Squadra Francia – Kylian Mbappé preso di mira da un’accusa offensiva

Durante Francia-Australia, Kylian Mbappé ha tirato un gran numero di calci piazzati, calci d’angolo e calci di punizione francesi. Una nuova attribuzione che ha sorpreso alcuni. I consulenti di RMC Eric Di Meco ed Emmanuel Petit hanno la spiegazione.

L’Squadra Francia ha fatto un ingresso di successo nella Coppa del Mondo martedì sera contro l’Australia con un grande successo (4-1), nonostante un iniziale spavento. Kylian Mbappé era naturalmente lì. Il prodigio del PSG ha segnato un gol e fornito un assist a Olivier Giroud, che gli è valso il premio FIFA Player of the Match. Una performance completa con una presenza in ogni momento, e forse anche un po’ troppo. Alcuni osservatori e tifosi si sono sorpresi di vederlo colpire la maggior parte dei calci piazzati francesi durante la partita, e non sempre in modo ideale, come questo calcio di punizione un po’ a sinistra che è finito direttamente fuori. Se il record in campo non era infame, si stima che Antoine Griezmann fosse più adatto a ricoprire il ruolo nel tempo.

Mbappé ancora ossessionato dalle sue statistiche

La domanda è perché Kylian Mbappé si sia preso così tanta cura di curare questo aspetto del gioco tricolore. Se riesce ad essere preciso nell’esercizio del calcio di punizione, prendere angoli non è nelle sue abitudini al Psg o in azzurro. In consultazione con il suo collega di RMC Emmanuel Petit, Eric Di Meco potrebbe aver trovato il motivo di questo comportamento di Mbappé. L’attaccante vuole gonfiare le sue statistiche nella squadra francese e migliorare così ancora di più le proprie prestazioni individuali, anche se a discapito del collettivo e quindi dei Blues. Una versione supportata dall’ex giocatore OM.

« Siamo rimasti scioccati. Ne abbiamo parlato fuori onda con Manu (Petit) e abbiamo avuto gli stessi pensieri. Rimango convinto che Mbappé insista a prendere calci piazzati per sanare le sue statistiche.
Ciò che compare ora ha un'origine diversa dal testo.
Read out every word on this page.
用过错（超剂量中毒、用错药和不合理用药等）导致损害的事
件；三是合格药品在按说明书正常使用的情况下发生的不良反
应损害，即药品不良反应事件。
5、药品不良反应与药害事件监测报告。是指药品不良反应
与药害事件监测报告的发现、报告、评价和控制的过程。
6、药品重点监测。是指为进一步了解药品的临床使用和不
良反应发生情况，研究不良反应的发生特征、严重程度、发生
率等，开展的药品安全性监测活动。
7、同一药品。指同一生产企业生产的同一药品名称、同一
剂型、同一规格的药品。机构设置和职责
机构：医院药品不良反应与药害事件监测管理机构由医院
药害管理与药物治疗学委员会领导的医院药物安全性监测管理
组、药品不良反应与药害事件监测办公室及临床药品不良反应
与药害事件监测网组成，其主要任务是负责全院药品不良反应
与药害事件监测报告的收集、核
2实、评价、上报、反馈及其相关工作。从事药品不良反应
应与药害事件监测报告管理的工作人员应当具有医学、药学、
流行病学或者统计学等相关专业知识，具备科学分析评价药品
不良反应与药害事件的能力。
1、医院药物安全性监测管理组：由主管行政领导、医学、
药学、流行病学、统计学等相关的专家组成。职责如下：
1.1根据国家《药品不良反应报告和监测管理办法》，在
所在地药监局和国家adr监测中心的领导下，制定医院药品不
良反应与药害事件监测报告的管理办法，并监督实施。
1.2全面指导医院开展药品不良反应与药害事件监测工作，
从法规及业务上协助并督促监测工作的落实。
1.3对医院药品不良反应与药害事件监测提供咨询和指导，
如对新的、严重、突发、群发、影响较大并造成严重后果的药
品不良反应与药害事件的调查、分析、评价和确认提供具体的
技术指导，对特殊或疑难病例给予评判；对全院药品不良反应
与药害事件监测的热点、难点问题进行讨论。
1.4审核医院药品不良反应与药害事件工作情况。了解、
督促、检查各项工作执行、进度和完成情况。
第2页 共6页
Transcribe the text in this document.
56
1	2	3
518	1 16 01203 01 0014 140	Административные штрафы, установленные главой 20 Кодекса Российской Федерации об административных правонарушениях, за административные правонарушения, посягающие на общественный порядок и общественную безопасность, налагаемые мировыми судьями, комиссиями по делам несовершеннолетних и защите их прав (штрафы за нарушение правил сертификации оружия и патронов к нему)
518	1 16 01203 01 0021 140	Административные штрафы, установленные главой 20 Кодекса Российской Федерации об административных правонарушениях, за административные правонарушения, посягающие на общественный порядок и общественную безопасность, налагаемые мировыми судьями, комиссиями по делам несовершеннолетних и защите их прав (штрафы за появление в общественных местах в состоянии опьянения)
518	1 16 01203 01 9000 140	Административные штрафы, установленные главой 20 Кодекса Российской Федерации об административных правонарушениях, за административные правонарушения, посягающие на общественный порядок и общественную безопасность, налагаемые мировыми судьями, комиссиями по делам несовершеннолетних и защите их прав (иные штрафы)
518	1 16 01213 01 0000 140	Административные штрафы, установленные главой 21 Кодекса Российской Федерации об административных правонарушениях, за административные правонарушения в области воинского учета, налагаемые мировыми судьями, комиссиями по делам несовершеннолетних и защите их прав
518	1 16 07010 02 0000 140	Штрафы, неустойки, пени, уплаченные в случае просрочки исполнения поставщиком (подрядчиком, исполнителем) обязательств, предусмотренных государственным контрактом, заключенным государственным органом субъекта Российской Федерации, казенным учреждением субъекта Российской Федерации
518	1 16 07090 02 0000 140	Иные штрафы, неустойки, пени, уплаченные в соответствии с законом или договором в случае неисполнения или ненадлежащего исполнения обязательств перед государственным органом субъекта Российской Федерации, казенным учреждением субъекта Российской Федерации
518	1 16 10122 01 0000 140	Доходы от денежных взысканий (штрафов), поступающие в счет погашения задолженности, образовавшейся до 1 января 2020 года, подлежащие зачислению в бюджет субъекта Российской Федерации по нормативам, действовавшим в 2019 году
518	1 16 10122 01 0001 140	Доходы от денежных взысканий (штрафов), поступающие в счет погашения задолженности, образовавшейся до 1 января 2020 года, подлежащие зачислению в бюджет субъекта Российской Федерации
Se non vuole entrare in battaglia sui calci piazzati, dovrebbe stare a 16 metri (…) Spero che dopo quello che abbiamo visto contro l’Australia si risolverà quando la prossima partita contro la Danimarca “ha detto un po’ seccato Eric Di Meco. Non capisce, infatti, che Kylian Mbappé possa perseguire i suoi obiettivi personali parallelamente e talvolta a discapito del collettivo. Tanto più che per farlo ha dovuto imporre la sua visione delle cose a Didier Deschamps e ottenere da lui i calci piazzati. Se questo è vero, non dovrebbe mancare Kylian Mbappé, pena il contraccolpo, lui che spesso viene accusato di anteporre le sue ambizioni personali a quelle della sua squadra, sia in Francia che anche con il Paris. San Germain.

Per il tecnico della nazionale francese, finché tutto va bene non c’è un vero motivo per cambiare, anche di Deschamps ha visto chiaramente contro l’Australia che c’erano cose da sistemare, soprattutto in questo settore. E se no, i social media se ne sono occupati. “ Ovviamente. Nel distretto U11 c’è un ragazzino che vuole sempre sparare a tutto. Eppure non sa come sparargli. Mbappé, è lo stesso », « È ovvio che Mbappé non dovrebbe licenziare i CPA. Deschamps c’è un pilota sull’aereo? Ci avevi abituato al meglio », « Vuole prendere la leadership ma questa parte ci indebolisce Griezmann è stato decisivo nel 2018.. », « Ed è un disastro, non può alzare una palla “, gli attacchi sono molteplici, anche se alcuni giudiziosamente fanno notare che prendere un corner non entra nelle statistiche, anche quando segna, la FIFA non lo considera un passaggio decisivo.